Type 'help;' or '\h' for help. Type '\c' to clear the current input statement.
mysql>
创建源数据表
drop database if exists `testdm`;
create database `testdm` DEFAULT CHARSET=utf8mb4 COLLATE=utf8mb4_unicode_ci;
use `testdm`;
create table t1 (id bigint, uid int, name varchar(80), info varchar(100), primary key (`id`), unique key(`uid`)) DEFAULT CHARSET=utf8mb4 COLLATE=utf8mb4_unicode_ci;
create table t2 (id bigint, uid int, name varchar(80), info varchar(100), primary key (`id`), unique key(`uid`)) DEFAULT CHARSET=utf8mb4 COLLATE=utf8mb4_unicode_ci;
insert into t1 (id, uid, name) values (1, 10001, 'Gabriel García Márquez'), (2, 10002, 'Cien años de soledad');
insert into t2 (id, uid, name) values (3, 20001, 'José Arcadio Buendía'), (4, 20002, 'Úrsula Iguarán'), (5, 20003, 'José Arcadio');
创建dm的数据源
% ./dm/bin/dmctl --master-addr=127.0.0.1:8261 operate-source create mysql-source-conf.yaml
{
"result": true,
"msg": "",
"sources": [
{
"result": true,
"msg": "",
"source": "mysql-replica-01",
"worker": "worker1"
}
]
}
建数据迁移任务
% ./dm/bin/dmctl --master-addr 127.0.0.1:8261 start-task testdm-task.yaml
{
"result": true,
"msg": "",
"sources": [
{
"result": true,
"msg": "",
"source": "mysql-replica-01",
"worker": "worker1"
}
]
}
查看迁移任务状态
./dm/bin/dmctl --master-addr 127.0.0.1:8261 query-status
{
"result": true,
"msg": "",
"tasks": [
{
"taskName": "testdm",
"taskStatus": "Error - Some error occurred in subtask.

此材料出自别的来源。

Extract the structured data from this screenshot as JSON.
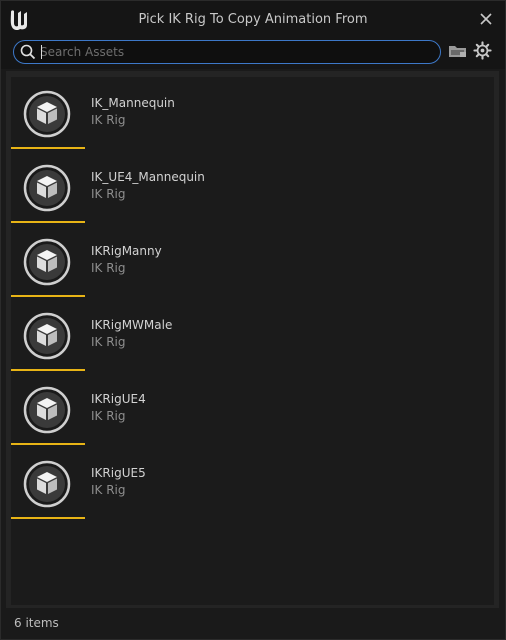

Please run `query-status testdm` to get more details.",
"sources": [
"mysql-replica-01"
]
}
]
}
% ./dm/bin/dmctl --master-addr 127.0.0.1:8261 query-status testdm
{
"result": true,
"msg": "",
"sources": [
{
"result": true,
"msg": "",
"sourceStatus": {
"source": "mysql-replica-01",
"worker": "worker1",
"result": null,
"relayStatus": null
},
"subTaskStatus": [
{
"name": "testdm",
"stage": "Paused",
"unit": "Load",
"result": {
"isCanceled": false,
"errors": [
{
"ErrCode": 10006,
"ErrClass": "database",
"ErrScope": "downstream",
"ErrLevel": "high",
"Message": "run db schema failed - dbfile ./dumped_data.testdm/testdm-schema-create.sql: execute statement failed: CREATE DATABASE `testdm` /*!40100 DEFAULT CHARACTER SET utf8mb4 COLLATE utf8mb4_0900_ai_ci */ /*!80016 DEFAULT ENCRYPTION='N' */;",
"RawCause": "Error 1273: Unsupported collation when new collation is enabled: 'utf8mb4_0900_ai_ci'",
"Workaround": ""
}
],
"detail": null
},
"unresolvedDDLLockID": "",
"load": {
"finishedBytes": "0",
"totalBytes": "351",
"progress": "0.00 %",
"metaBinlog": "(mysql-bin.000010, 1893)",
"metaBinlogGTID": ""
}
}
]
}
]
}
发现报错了,原因是tidb默认支持的是mysql5.7,然而我本机的mysql是8.0版本,默认的字符排序方式是
utf8mb4_0900_ai_ci
tidb不支持,所以需要把库和表上的默认字符排序方式改下
CHARSET=utf8mb4 COLLATE=utf8mb4_unicode_ci
重启任务
% ./dm/bin/dmctl --master-addr 127.0.0.1:8261 stop-task testdm-task.yaml
{
"op": "Stop",
"result": true,
"msg": "",
"sources": [
{
"result": true,
"msg": "",
"source": "mysql-replica-01",
"worker": "worker1"
}
]
}
% ./dm/bin/dmctl --master-addr 127.0.0.1:8261 start-task testdm-task.yaml
{
"result": true,
"msg": "",
"sources": [
{
"result": true,
"msg": "",
"source": "mysql-replica-01",
"worker": "worker1"
}
]
}
中间还是遇到了一个错误
{
"result": true,
"msg": "",
"sources": [
{
"result": false,
"msg": "[code=38032:class=dm-master:scope=internal:level=high], Message: some error occurs in dm-worker: ErrCode:10006 ErrClass:\"database\" ErrScope:\"not-set\" ErrLevel:\"high\" Message:\"startLocation: [position: (, 0), gtid-set: ], endLocation: [position: (mysql-bin.000001, 2610), gtid-set: ]: execute statement failed: INSERT INTO `test`.`t` (`id`,`uid`,`name`,`info`) VALUES (?,?,?,?) ON DUPLICATE KEY UPDATE `id`=VALUES(`id`),`uid`=VALUES(`uid`),`name`=VALUES(`name`),`info`=VALUES(`info`)\" RawCause:\"Error 1146: Table 'test.t' doesn't exist\" , Workaround: Please execute `query-status` to check status.",
"source": "mysql-replica-01",
"worker": "worker1"
}
]
}
这是因为你改变了表名和库名,tidb在识别ddl的时候没有结合配置规则做对应的改变,导致在tidb上创建目标表失败,如果库名和表名一样就没有这个问题。
连接tidb
% mysql --comments --host 127.0.0.1 --port 4000 -u root -p
Enter password:
Welcome to the MySQL monitor. Commands end with ; or \g.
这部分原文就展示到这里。